In a rare speech delivered in Mandarin Chinese, a senior White House official called on the world to speak up against the Chinese Communist Party’s (CCP) abuses and malign influence.

“Democracies are safest when we speak honestly and publicly about and to our friends, our adversaries, and ourselves,” said Matthew Pottinger, the deputy national security advisor who plays a key role in shaping the Trump administration’s China policy, in an online address to the U.K. think tank Policy Exchange on Oct. 23.

“By portraying truth-telling as an act of belligerence, autocrats try to badger democracies into silence—and often succeed,” he said in the remarks.

The CCP has been doubling down on covert “united front” work, he said. Touted by Party leaders as a “magic weapon,” united front operations are composed of a benign-sounding network of Beijing-controlled organizations aimed at advancing Beijing’s policies and stifling dissent both at home and abroad.

The CCP’s goal is to coax people and nations into a “paradoxical mindset”—through coopting or bullying—that’s “conducive to Beijing’s grand ambitions,” he said.

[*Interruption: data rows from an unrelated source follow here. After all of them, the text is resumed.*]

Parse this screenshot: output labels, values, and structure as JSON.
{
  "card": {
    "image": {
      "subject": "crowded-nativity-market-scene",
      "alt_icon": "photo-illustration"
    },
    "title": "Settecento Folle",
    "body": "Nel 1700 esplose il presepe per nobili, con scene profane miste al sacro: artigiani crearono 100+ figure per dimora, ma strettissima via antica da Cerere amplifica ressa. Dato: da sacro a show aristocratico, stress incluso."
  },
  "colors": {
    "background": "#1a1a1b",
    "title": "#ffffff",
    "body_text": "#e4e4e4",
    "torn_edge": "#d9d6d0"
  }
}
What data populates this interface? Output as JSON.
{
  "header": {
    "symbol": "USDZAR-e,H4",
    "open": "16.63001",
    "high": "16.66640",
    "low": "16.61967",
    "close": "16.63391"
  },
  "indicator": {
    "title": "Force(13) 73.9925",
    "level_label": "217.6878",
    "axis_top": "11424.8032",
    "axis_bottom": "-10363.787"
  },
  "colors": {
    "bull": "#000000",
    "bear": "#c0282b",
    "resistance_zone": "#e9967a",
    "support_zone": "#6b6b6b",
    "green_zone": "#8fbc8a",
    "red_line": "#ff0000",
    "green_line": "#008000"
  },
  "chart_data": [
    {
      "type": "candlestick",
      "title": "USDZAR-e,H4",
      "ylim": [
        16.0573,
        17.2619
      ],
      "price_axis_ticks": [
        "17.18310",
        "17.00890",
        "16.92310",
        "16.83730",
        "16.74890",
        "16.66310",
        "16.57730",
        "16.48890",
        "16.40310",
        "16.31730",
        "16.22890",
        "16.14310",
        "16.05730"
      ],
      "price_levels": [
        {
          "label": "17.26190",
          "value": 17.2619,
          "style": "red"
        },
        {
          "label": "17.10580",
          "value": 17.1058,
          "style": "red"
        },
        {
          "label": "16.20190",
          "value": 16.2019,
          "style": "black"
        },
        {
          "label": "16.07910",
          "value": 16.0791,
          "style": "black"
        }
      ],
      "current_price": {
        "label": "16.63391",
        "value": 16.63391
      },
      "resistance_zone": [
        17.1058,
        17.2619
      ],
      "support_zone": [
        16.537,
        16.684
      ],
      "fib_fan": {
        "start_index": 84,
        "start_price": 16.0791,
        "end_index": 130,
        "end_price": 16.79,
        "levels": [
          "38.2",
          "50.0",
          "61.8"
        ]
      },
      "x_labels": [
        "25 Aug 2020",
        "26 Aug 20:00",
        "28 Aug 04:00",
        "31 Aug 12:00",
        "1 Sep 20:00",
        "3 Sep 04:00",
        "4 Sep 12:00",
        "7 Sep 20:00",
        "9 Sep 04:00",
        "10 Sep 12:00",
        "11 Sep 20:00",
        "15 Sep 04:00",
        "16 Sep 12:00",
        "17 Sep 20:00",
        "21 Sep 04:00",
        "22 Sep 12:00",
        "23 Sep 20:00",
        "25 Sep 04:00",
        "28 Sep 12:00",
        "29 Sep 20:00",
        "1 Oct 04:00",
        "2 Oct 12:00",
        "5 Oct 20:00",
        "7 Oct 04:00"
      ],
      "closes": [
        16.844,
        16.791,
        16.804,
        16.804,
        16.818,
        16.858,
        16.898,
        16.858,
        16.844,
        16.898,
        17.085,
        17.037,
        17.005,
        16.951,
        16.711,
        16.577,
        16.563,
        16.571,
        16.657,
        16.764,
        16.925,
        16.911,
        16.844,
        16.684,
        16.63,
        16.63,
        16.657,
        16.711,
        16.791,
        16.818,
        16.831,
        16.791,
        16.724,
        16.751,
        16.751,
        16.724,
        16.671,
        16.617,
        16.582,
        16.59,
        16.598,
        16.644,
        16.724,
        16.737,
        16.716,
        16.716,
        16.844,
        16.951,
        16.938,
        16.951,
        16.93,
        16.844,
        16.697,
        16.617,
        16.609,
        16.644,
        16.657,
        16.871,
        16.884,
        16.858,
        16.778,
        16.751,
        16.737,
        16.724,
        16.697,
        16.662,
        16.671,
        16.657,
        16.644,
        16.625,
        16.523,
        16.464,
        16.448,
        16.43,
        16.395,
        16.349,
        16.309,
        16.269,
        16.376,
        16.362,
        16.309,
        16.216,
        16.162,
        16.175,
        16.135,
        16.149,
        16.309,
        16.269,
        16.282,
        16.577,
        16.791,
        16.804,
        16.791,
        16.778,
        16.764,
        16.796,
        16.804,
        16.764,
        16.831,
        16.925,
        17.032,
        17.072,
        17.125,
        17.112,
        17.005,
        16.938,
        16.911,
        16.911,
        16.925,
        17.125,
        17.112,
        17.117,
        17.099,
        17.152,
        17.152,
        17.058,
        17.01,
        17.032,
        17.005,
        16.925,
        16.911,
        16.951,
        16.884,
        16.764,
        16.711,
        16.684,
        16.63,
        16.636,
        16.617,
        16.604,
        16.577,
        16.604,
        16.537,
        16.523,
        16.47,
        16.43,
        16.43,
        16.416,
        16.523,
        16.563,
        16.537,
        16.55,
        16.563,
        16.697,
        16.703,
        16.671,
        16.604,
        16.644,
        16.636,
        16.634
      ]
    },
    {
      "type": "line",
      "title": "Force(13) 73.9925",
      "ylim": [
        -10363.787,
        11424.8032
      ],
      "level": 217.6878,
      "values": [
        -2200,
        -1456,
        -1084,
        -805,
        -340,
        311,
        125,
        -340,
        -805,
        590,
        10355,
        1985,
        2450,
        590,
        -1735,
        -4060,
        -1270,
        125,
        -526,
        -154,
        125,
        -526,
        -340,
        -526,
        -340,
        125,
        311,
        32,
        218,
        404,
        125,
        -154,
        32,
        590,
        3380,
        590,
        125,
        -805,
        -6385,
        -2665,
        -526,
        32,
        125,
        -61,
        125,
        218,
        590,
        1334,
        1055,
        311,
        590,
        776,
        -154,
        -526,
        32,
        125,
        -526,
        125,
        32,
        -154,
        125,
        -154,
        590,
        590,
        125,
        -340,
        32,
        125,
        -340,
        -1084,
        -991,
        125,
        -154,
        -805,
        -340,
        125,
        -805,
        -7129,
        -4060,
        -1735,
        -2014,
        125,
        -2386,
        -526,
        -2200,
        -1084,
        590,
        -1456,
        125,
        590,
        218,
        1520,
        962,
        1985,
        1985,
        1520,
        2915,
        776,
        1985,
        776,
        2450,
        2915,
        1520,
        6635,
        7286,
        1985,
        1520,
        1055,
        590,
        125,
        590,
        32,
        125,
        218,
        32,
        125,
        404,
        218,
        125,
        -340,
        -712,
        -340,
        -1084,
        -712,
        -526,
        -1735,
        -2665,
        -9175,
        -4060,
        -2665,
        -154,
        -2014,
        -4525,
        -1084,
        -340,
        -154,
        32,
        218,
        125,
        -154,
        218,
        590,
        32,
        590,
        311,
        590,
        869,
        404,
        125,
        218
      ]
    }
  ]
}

“It’s a mindset that on Monday says ‘It’s too early to say whether Beijing poses a threat,’ and by Friday says ‘They’re a threat, all right, but it’s too late to do anything about it now.’”

Pottinger quoted New Zealand scholar Anne-Marie Brady, a pioneering academic on Beijing’s global influence operations, who described united front work as a “tool to corrode and corrupt our political system, to weaken and divide us against each other, to erode the critical voice of our media, and turn our elites into clients of the Chinese Communist Party, their mouths stuffed with cash.”

Brady is currently under investigation by her university after it received a complaint over her new research detailing the Chinese military’s links with companies and academia in New Zealand.

“The idea that being extra friendly to China and hiding some of our candor … would lead to happier bilateral relationships just doesn’t stand up,” Pottinger said during the forum.

He noted the case of Australia, which had previously gone “out of their way to extend warmth to China.” But when Australia had the “temerity” to call for a probe into Beijing’s role in the pandemic handling, the Chinese regime reacted by threatening trade retaliation, he said.

Pottinger said the regime also uses “intimidation and repression” to achieve its goals, such as in the case of Hong Kong. Last year, the city was racked with mass protests over Beijing’s growing encroachment into its autonomy. In response, Beijing this year imposed a sweeping national security law to strip the city of its basic freedoms.

A key part of President Donald Trump’s second term agenda, if he’s re-elected, would involve working together with Western allies to diversify supply chain and avoid overly relying on China, Pottinger said.

Acknowledging the ideological differences between the CCP and the United States is unavoidable and more than a matter of “cold self-interest,” he said, adding that there is a growing international census to confront Beijing’s aggressions.

He described “reciprocity and candor” as the crux of a more “combative approach” to restore equilibrium in relations with China.

“The great paradox of institutionalized evil is that it can be enormously powerful but also enormously fragile,” he said citing a conversation with Anthony Dolan, a White House advisor for planning who served as a chief speechwriter for former President Ronald Reagan. “What evil fears most is the publicly spoken truth.”